Separate scores will be provided in three areas to capture the essential work of individual schools and the school-wide scores in these areas will produce a school's overall CCRPI score. The areas are Achievement Score, based upon current year data; Progress Score, based upon current and prior year data; and Achievement Gap Closure Score, based upon gap closure at the state or school level.
"Through Georgia's College and Career Ready Performance Index, we will be able to use multiple indicators to determine a school's overall impact on our students," Barge said in the release. "This approach will do more to ensure that the K-12 experience provides students with the academic preparation to compete globally, as well as the career development skills aligned with the evolving requirements of our workforce."
NCLB has been widely criticized for causing unnecessary stress on educators and was named as a contributing factor in the Atlanta cheating scandal.
GateKey a model for the state
In August, Gov.

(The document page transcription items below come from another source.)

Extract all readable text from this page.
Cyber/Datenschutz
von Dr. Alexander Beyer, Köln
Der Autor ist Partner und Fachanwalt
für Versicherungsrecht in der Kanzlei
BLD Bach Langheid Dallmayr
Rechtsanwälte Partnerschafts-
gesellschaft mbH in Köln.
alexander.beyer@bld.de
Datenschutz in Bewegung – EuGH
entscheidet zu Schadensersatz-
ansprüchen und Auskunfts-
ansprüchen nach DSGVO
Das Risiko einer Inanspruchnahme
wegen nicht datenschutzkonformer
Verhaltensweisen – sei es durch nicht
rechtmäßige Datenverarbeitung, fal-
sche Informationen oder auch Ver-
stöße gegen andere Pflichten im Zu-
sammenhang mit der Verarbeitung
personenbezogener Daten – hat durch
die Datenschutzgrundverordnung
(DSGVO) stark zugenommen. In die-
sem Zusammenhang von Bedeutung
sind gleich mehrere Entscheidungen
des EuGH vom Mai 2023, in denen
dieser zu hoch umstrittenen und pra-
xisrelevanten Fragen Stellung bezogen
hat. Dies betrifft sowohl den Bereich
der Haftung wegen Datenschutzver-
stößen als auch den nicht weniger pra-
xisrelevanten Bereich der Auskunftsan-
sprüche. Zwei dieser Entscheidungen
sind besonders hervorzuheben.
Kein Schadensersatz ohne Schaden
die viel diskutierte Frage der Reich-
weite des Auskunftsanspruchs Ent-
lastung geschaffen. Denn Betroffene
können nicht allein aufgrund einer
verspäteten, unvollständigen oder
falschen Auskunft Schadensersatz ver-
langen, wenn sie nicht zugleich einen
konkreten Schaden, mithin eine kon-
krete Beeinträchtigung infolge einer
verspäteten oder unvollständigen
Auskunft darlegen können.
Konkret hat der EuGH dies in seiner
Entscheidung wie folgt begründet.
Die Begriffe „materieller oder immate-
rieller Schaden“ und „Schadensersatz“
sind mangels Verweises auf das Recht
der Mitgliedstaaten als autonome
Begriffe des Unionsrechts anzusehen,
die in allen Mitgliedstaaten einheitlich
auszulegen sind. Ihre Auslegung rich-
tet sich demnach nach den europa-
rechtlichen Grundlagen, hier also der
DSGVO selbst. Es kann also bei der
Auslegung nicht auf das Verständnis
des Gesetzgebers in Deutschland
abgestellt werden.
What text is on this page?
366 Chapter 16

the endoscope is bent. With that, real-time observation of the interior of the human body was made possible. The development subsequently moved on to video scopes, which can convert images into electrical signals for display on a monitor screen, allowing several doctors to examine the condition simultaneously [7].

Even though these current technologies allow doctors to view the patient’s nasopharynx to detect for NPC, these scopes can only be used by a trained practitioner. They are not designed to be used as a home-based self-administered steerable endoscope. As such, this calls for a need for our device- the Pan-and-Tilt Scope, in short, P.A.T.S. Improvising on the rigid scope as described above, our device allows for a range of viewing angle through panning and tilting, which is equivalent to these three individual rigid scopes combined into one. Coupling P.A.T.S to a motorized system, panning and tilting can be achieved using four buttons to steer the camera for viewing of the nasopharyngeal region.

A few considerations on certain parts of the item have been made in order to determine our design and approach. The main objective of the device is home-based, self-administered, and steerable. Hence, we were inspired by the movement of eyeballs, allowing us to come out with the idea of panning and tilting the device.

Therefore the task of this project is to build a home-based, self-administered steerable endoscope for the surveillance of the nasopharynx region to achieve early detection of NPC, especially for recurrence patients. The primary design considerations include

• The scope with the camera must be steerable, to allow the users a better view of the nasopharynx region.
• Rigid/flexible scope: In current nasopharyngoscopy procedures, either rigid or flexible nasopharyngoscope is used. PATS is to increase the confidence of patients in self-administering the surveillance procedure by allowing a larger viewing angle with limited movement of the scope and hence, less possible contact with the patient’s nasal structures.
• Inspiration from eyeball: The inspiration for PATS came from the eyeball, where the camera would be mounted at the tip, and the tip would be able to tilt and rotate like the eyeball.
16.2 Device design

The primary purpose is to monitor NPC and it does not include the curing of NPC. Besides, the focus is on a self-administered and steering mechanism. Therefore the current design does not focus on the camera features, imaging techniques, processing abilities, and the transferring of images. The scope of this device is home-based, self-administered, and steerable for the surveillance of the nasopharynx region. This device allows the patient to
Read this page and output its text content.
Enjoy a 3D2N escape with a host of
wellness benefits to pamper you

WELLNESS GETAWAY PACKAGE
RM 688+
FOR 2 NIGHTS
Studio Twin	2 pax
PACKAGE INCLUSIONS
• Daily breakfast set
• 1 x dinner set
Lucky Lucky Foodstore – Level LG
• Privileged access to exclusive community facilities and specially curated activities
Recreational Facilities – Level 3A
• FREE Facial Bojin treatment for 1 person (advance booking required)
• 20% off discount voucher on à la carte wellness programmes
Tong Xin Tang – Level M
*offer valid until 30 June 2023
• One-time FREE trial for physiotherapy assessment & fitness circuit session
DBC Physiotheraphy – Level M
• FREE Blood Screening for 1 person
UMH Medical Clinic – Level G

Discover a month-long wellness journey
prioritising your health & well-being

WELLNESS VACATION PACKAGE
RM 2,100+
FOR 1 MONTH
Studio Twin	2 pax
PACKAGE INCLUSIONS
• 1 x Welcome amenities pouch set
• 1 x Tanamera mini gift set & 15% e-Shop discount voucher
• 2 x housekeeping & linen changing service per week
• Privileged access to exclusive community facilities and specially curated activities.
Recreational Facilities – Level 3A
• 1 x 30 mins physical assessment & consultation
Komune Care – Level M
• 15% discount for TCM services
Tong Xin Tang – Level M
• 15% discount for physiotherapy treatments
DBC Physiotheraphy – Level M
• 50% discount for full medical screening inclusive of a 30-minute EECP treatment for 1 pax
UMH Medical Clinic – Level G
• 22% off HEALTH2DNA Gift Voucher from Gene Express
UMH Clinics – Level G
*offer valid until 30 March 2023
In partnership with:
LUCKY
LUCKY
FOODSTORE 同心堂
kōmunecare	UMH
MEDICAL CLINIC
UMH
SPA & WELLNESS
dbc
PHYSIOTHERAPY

Nathan Deal announced that Georgia will use the Cartersville Public School System's GateKey Scholarship as a model for a needs-based scholarship program.
The GateKey scholarship program, which began in 2007 through the Cartersville Schools Foundation, awards college scholarships for eligible students beginning as early as the fourth grade while holding students accountable for their grades and behavior throughout their academic career.
The scholarships are two-year scholarships awarded for Chattahoochee Technical College or Georgia Highlands College. However, foundation president Lisa Bell said recipients can petition the foundation to use scholarship funds toward other colleges.
She explained the GateKey program takes students who are considered to be college-bound, but may lack the finances or other support systems to make it to college once they graduate.
Georgia is one of 10 states to be awarded $1 million by Complete College America to fuel policy innovations and reforms aimed at significantly increasing college completion.